Raising the Standard.

Lagging Leadership

Squirming under scrutiny? Photo: Pete Souza)

If the conflict in Syria has taught us anything, it is that President Barack Obama’s foreign policy doctrine has failed. Whether one believes the United States should intervene in the Syrian conflict or not, it is clear that President Obama’s handling of the situation has been an embarrassment to the United States and its citizens. President Obama has let his people down, but how did it happen so fast? The President’s lack of leadership and inability to act in a timely manner with regard to the unfolding Syrian situation betrays the many faults in his foreign policy. The once-mighty diplomat is mighty no more and it shows in his foreign policy approval ratings, which are at an all-time low. President Obama himself is to blame.

President Obama started down this path when he could not keep his word. After stating that chemical weapons use by the Syrian regime was “crossing the red line” of international diplomacy, one would assume that President Obama would follow through with his word; however, this has not been the case. When the “red line” was crossed and chemical weapons were used against both rebel forces and civilians, President Obama folded his cards — when Assad called his bluff, he caved.

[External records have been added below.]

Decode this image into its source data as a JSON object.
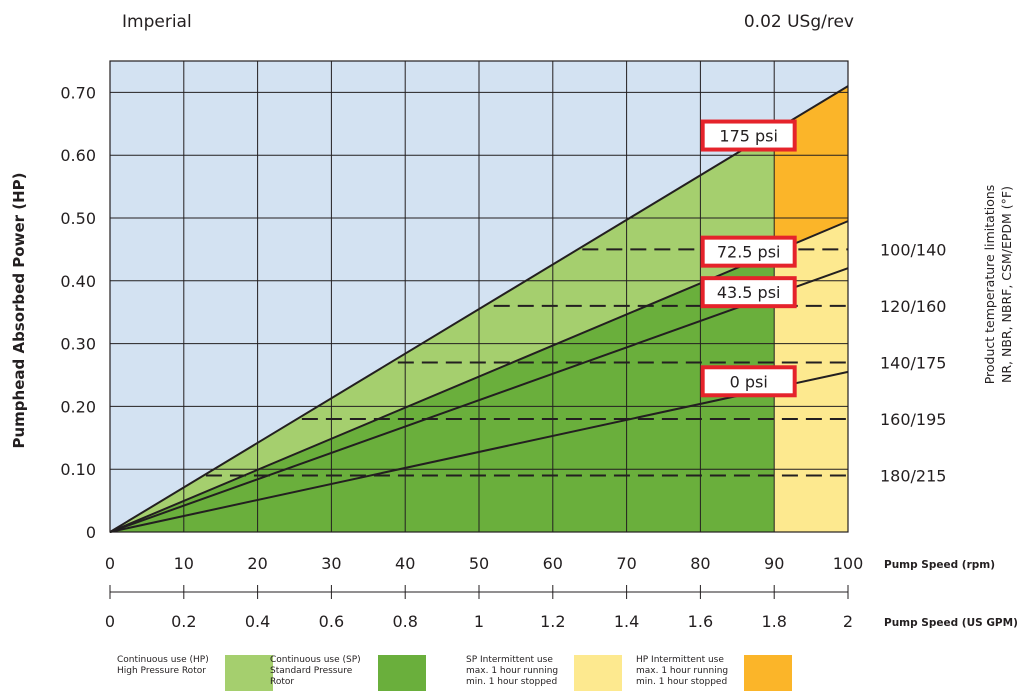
{
  "header": {
    "units": "Imperial",
    "displacement": "0.02 USg/rev"
  },
  "chart_data": {
    "type": "line",
    "ylabel": "Pumphead Absorbed Power (HP)",
    "ylim": [
      0,
      0.75
    ],
    "yticks": [
      "0",
      "0.10",
      "0.20",
      "0.30",
      "0.40",
      "0.50",
      "0.60",
      "0.70"
    ],
    "yticks_values": [
      0,
      0.1,
      0.2,
      0.3,
      0.4,
      0.5,
      0.6,
      0.7
    ],
    "x_primary": {
      "label": "Pump Speed (rpm)",
      "range": [
        0,
        100
      ],
      "ticks": [
        "0",
        "10",
        "20",
        "30",
        "40",
        "50",
        "60",
        "70",
        "80",
        "90",
        "100"
      ]
    },
    "x_secondary": {
      "label": "Pump Speed (US GPM)",
      "ticks": [
        "0",
        "0.2",
        "0.4",
        "0.6",
        "0.8",
        "1",
        "1.2",
        "1.4",
        "1.6",
        "1.8",
        "2"
      ]
    },
    "series": [
      {
        "name": "0 psi",
        "x": [
          0,
          100
        ],
        "y": [
          0,
          0.255
        ]
      },
      {
        "name": "43.5 psi",
        "x": [
          0,
          100
        ],
        "y": [
          0,
          0.42
        ]
      },
      {
        "name": "72.5 psi",
        "x": [
          0,
          100
        ],
        "y": [
          0,
          0.495
        ]
      },
      {
        "name": "175 psi",
        "x": [
          0,
          100
        ],
        "y": [
          0,
          0.71
        ]
      }
    ],
    "continuous_limit_rpm": 90,
    "temperature_limits": {
      "label_line1": "Product temperature limitations",
      "label_line2": "NR, NBR, NBRF, CSM/EPDM (°F)",
      "levels": [
        {
          "label": "100/140",
          "power": 0.45,
          "x_start": 64
        },
        {
          "label": "120/160",
          "power": 0.36,
          "x_start": 52
        },
        {
          "label": "140/175",
          "power": 0.27,
          "x_start": 39
        },
        {
          "label": "160/195",
          "power": 0.18,
          "x_start": 26
        },
        {
          "label": "180/215",
          "power": 0.09,
          "x_start": 13
        }
      ]
    },
    "legend": [
      {
        "text": "Continuous use (HP) High Pressure Rotor",
        "color": "#a5cf6e"
      },
      {
        "text": "Continuous use (SP) Standard Pressure Rotor",
        "color": "#6aaf3c"
      },
      {
        "text": "SP Intermittent use max. 1 hour running min. 1 hour stopped",
        "color": "#fde98f"
      },
      {
        "text": "HP Intermittent use max. 1 hour running min. 1 hour stopped",
        "color": "#fbb529"
      }
    ],
    "colors": {
      "background": "#d3e2f2",
      "hp_continuous": "#a5cf6e",
      "sp_continuous": "#6aaf3c",
      "sp_intermittent": "#fde98f",
      "hp_intermittent": "#fbb529",
      "label_border": "#e5232b"
    },
    "grid": true
  }
}
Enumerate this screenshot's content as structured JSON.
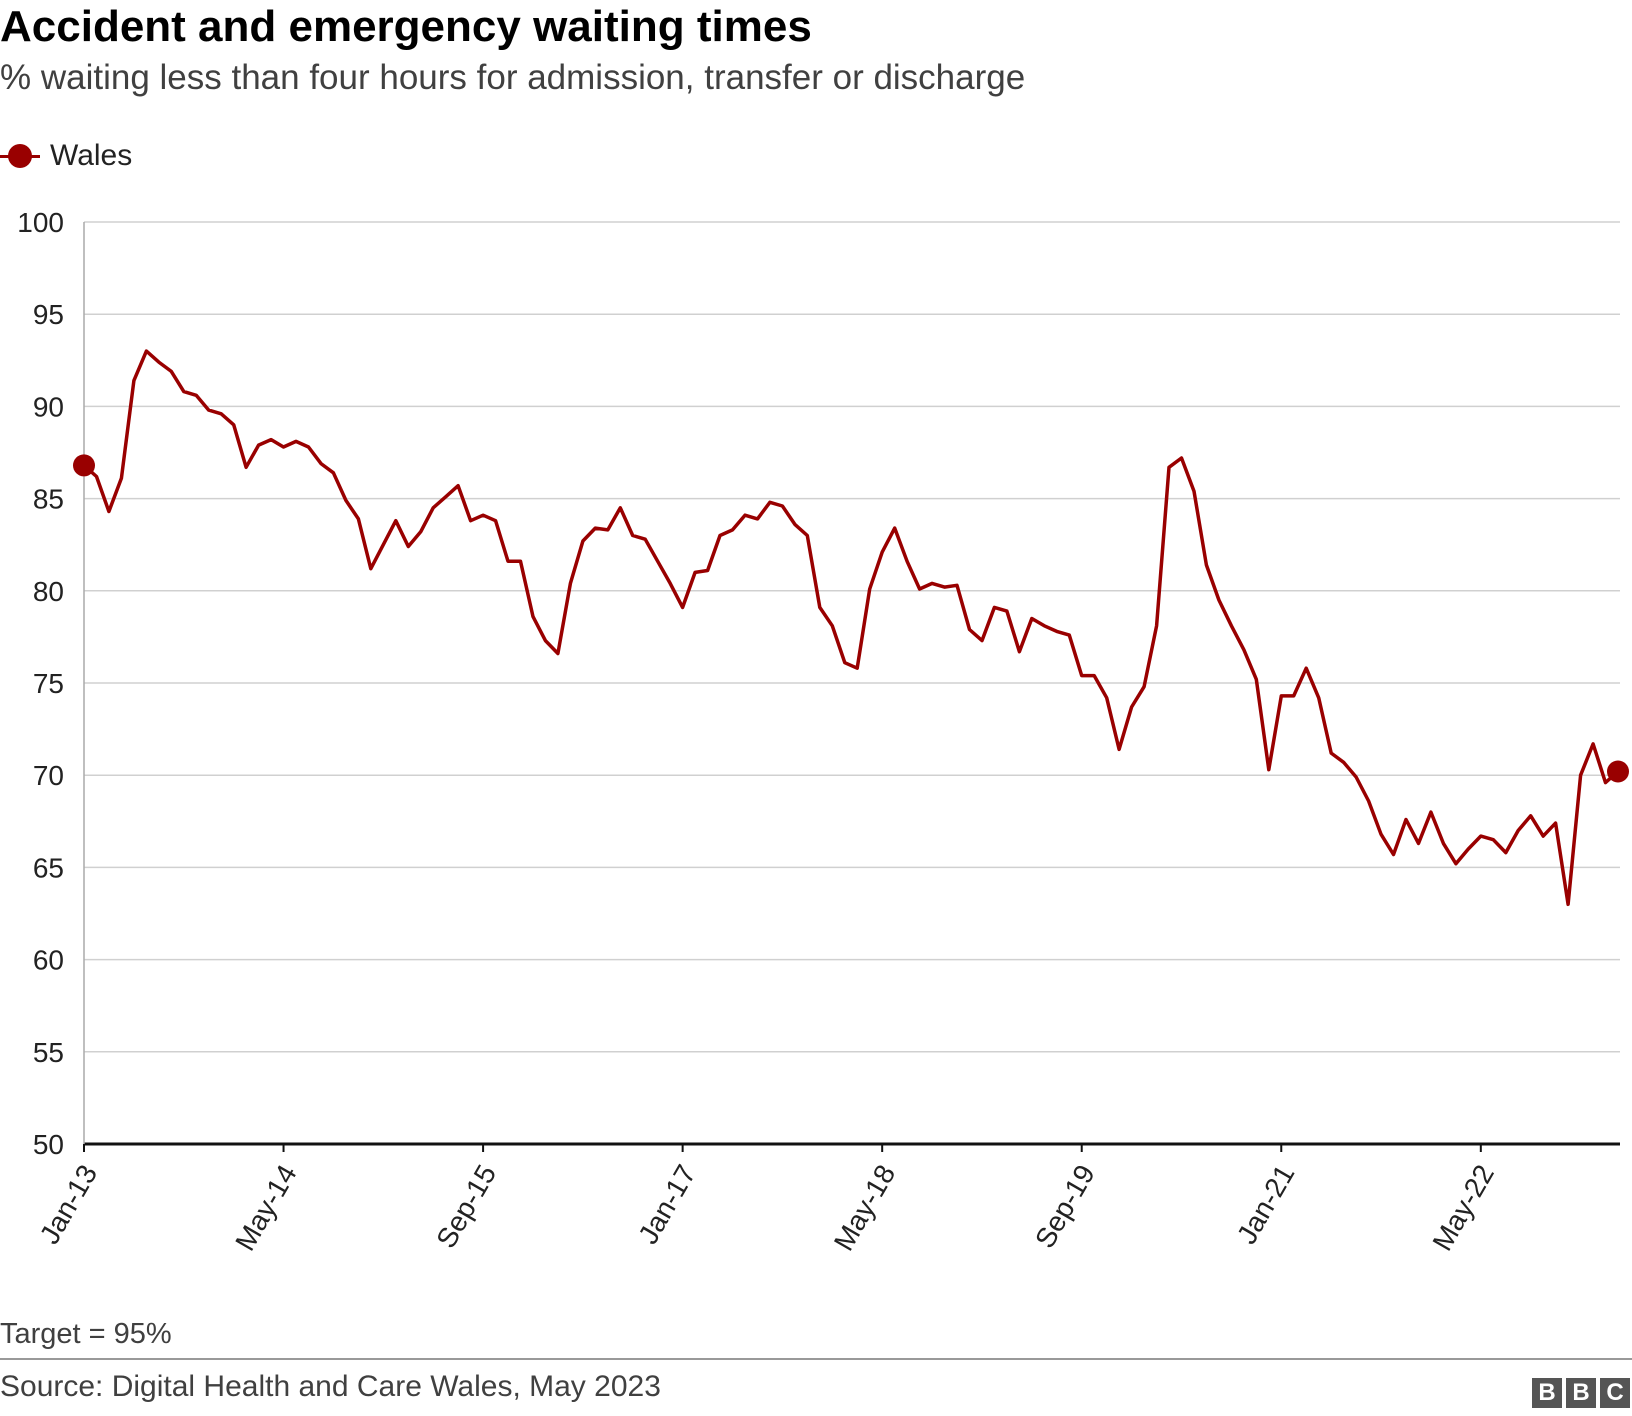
{
  "title": "Accident and emergency waiting times",
  "subtitle": "% waiting less than four hours for admission, transfer or discharge",
  "legend": {
    "label": "Wales",
    "color": "#990000"
  },
  "note": "Target = 95%",
  "source": "Source: Digital Health and Care Wales, May 2023",
  "logo": {
    "letters": [
      "B",
      "B",
      "C"
    ]
  },
  "chart_data": {
    "type": "line",
    "title": "Accident and emergency waiting times",
    "ylabel": "% waiting less than four hours",
    "ylim": [
      50,
      100
    ],
    "yticks": [
      "100",
      "95",
      "90",
      "85",
      "80",
      "75",
      "70",
      "65",
      "60",
      "55",
      "50"
    ],
    "xticks": [
      {
        "label": "Jan-13",
        "index": 0
      },
      {
        "label": "May-14",
        "index": 16
      },
      {
        "label": "Sep-15",
        "index": 32
      },
      {
        "label": "Jan-17",
        "index": 48
      },
      {
        "label": "May-18",
        "index": 64
      },
      {
        "label": "Sep-19",
        "index": 80
      },
      {
        "label": "Jan-21",
        "index": 96
      },
      {
        "label": "May-22",
        "index": 112
      }
    ],
    "grid": true,
    "series": [
      {
        "name": "Wales",
        "start": "Jan-13",
        "frequency": "monthly",
        "values": [
          86.8,
          86.2,
          84.3,
          86.1,
          91.4,
          93.0,
          92.4,
          91.9,
          90.8,
          90.6,
          89.8,
          89.6,
          89.0,
          86.7,
          87.9,
          88.2,
          87.8,
          88.1,
          87.8,
          86.9,
          86.4,
          84.9,
          83.9,
          81.2,
          82.5,
          83.8,
          82.4,
          83.2,
          84.5,
          85.1,
          85.7,
          83.8,
          84.1,
          83.8,
          81.6,
          81.6,
          78.6,
          77.3,
          76.6,
          80.4,
          82.7,
          83.4,
          83.3,
          84.5,
          83.0,
          82.8,
          81.6,
          80.4,
          79.1,
          81.0,
          81.1,
          83.0,
          83.3,
          84.1,
          83.9,
          84.8,
          84.6,
          83.6,
          83.0,
          79.1,
          78.1,
          76.1,
          75.8,
          80.1,
          82.1,
          83.4,
          81.6,
          80.1,
          80.4,
          80.2,
          80.3,
          77.9,
          77.3,
          79.1,
          78.9,
          76.7,
          78.5,
          78.1,
          77.8,
          77.6,
          75.4,
          75.4,
          74.2,
          71.4,
          73.7,
          74.8,
          78.1,
          86.7,
          87.2,
          85.4,
          81.4,
          79.5,
          78.1,
          76.8,
          75.2,
          70.3,
          74.3,
          74.3,
          75.8,
          74.2,
          71.2,
          70.7,
          69.9,
          68.6,
          66.8,
          65.7,
          67.6,
          66.3,
          68.0,
          66.3,
          65.2,
          66.0,
          66.7,
          66.5,
          65.8,
          67.0,
          67.8,
          66.7,
          67.4,
          63.0,
          70.0,
          71.7,
          69.6,
          70.2
        ]
      }
    ]
  }
}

He blew an opportunity to legitimize himself to the international community, and now his word, effectively the word of the United States, looks weak.

This has proven especially true in recent days, as the president attempted to exonerate himself by saying he never drew a red line for Syrian action (even though this is surely false.)

The Editors: What indeed.

The president is desperate for a way out, and if that requires brokering a deal with Bashar al-Assad and Russian President Vladimir Putin, what of it?

President Obama’s inability to take decisive, timely action has also proven a big issue for him in the Syrian crisis. As time ticked on, President Obama lost tremendous amounts of support and credibility from both the international community and his people, including Democrats in Congress. It could be argued he took a calculated risk by waiting out the situation, but waiting for over two weeks to address the American people about such an important issue is simply too long. It took the United Kingdom’s David Cameron less than a week to address the public and at least register a vote. Although, much like Cameron in the UK, President Obama may have lost an early vote for action, action then (when support for his position, however vague, was at its peak) would not have been as great a humiliation for him as it is now. What the American people wanted to see was some sort of plan or motion from their executive head; unfortunately, this took too long to transpire.

President Obama has failed the United States as a leader. He has let his allies down. He has even let many of his Democratic friends down. What happens from here with President Obama’s Syria doctrine will be critical to his legacy in the eyes of the world and his people. Has all credibility been lost? Just ask Vladimir Putin. He determines our country’s foreign policy now.

—Russell Dye is a junior studying political science.